Nihilisme : considérer en chaque chose uniquement les raisons de la détruire. C'est une réaction d'adolescent furieux de ne pas s'être auto-engendré, qui veut détruire le monde parce qu'il a existé avant lui et qu'il existera après lui. C'est notre époque.

Réalisme intégral : prendre le monde tel qu'il est, c'est-à-dire donné par Dieu (le réalisme est intégral parce qu'il prend le visible et l'invisible, l'existence de Dieu).

Claude Tresmontant est mort entouré de sa famille en récitant des prières chrétiennes en hébreu. Ca a une autre gueule que piqué au Rivotril par une infirmière tatouée.

Comme je n'aime pas me répéter, je vous prie de lire ces deux billets :

Le Christ hébreu (C. Tresmontant)


La pensée de Tresmontant est conforme à sa cosmologie : elle se développe et s'enrichit à partir d'un point de départ qui contient déjà tout en germe.

Le problème de l'existence de Dieu : le temps créateur.

Le problème de l'existence de Dieu est simple à poser.

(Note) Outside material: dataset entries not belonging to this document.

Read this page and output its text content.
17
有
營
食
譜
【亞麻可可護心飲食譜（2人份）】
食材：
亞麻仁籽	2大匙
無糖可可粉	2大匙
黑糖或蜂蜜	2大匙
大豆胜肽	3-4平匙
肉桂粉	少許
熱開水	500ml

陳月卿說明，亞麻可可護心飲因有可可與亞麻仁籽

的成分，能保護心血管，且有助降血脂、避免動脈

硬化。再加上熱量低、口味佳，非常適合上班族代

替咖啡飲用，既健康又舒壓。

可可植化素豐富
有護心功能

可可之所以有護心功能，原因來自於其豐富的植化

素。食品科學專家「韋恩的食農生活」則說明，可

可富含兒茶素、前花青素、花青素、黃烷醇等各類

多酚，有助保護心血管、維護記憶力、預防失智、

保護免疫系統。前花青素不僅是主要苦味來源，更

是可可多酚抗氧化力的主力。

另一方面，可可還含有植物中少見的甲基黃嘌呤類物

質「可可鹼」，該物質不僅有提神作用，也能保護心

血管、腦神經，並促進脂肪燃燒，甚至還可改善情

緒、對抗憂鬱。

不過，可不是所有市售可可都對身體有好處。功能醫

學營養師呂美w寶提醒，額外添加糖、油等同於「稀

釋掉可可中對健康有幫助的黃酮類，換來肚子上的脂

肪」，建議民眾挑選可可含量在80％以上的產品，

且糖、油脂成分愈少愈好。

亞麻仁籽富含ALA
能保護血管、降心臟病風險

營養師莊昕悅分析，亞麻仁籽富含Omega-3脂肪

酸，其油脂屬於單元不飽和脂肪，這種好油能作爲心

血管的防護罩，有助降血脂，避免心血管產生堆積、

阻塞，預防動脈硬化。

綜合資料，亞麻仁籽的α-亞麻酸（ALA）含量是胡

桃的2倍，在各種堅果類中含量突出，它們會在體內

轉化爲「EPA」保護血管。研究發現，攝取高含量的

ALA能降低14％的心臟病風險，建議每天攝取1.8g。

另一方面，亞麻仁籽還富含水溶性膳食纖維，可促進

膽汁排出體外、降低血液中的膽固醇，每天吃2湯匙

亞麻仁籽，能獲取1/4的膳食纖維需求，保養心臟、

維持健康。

Quelque chose ne peut sortir de rien. Puisque le monde existe, il y a un incréé quelque part.

Soit cet incréé est le monde lui-même, qui est là de toute éternité et pour l'éternité. C'est la thèse des philosophes grecs et des philosophes nazis allemands.

Soit cet incréé est extérieur à notre monde (thèse judéo-chrétienne) et c'est qu'on appelle Dieu. À charge pour les théologiens d'en trouver et d'en prouver les caractéristiques (unicité, ubiquité, toute-puissance, bonté etc.)

D'où l'hostilité fondamentale des philosophes nazis allemands envers les juifs. Pour Tresmontant, le nazisme n'est pas un accident de l'histoire qui aurait pu arriver à un autre pays mais bien un produit spécifique de l'Allemagne du fait de sa weltanschauung (ça impressionne toujours les Français quand on emploie des mots boches).

Tresmontant s'intéresse beaucoup à la biologie et la cosmologie. Pour lui, toute philosophie doit intégrer les découvertes scientifiques.

Son premier livre, La pensée hébraïque, explique que le monde est en création permanente, qu'il y a sans cesse augmentation de la complexité, c'est-à-dire injection par Dieu d'information dans le système monde. Cette vision s'oppose au temps immobile des Grecs ou au temps cyclique des bouddhistes.

Dans la Bible, le verbe « créer » est réservé à Dieu. Les hommes fabriquent, seul Dieu crée. Le corps n'est pas mauvais puisqu'il est donné par Dieu, la vie n'est pas mauvaise puisqu'elle est donnée par Dieu. Nous sommes très loin du pessimisme ontologique des hindous, des bouddhistes et des platoniciens.

Tresmontant n'a aucun problème avec le darwinisme à la condition de ne pas invoquer le seul hasard. Comme disait Chesterton « Donnez un pot d'ocre à un singe, mettez le dans une grotte un temps infini et jamais il ne vous peindra Lascaux ».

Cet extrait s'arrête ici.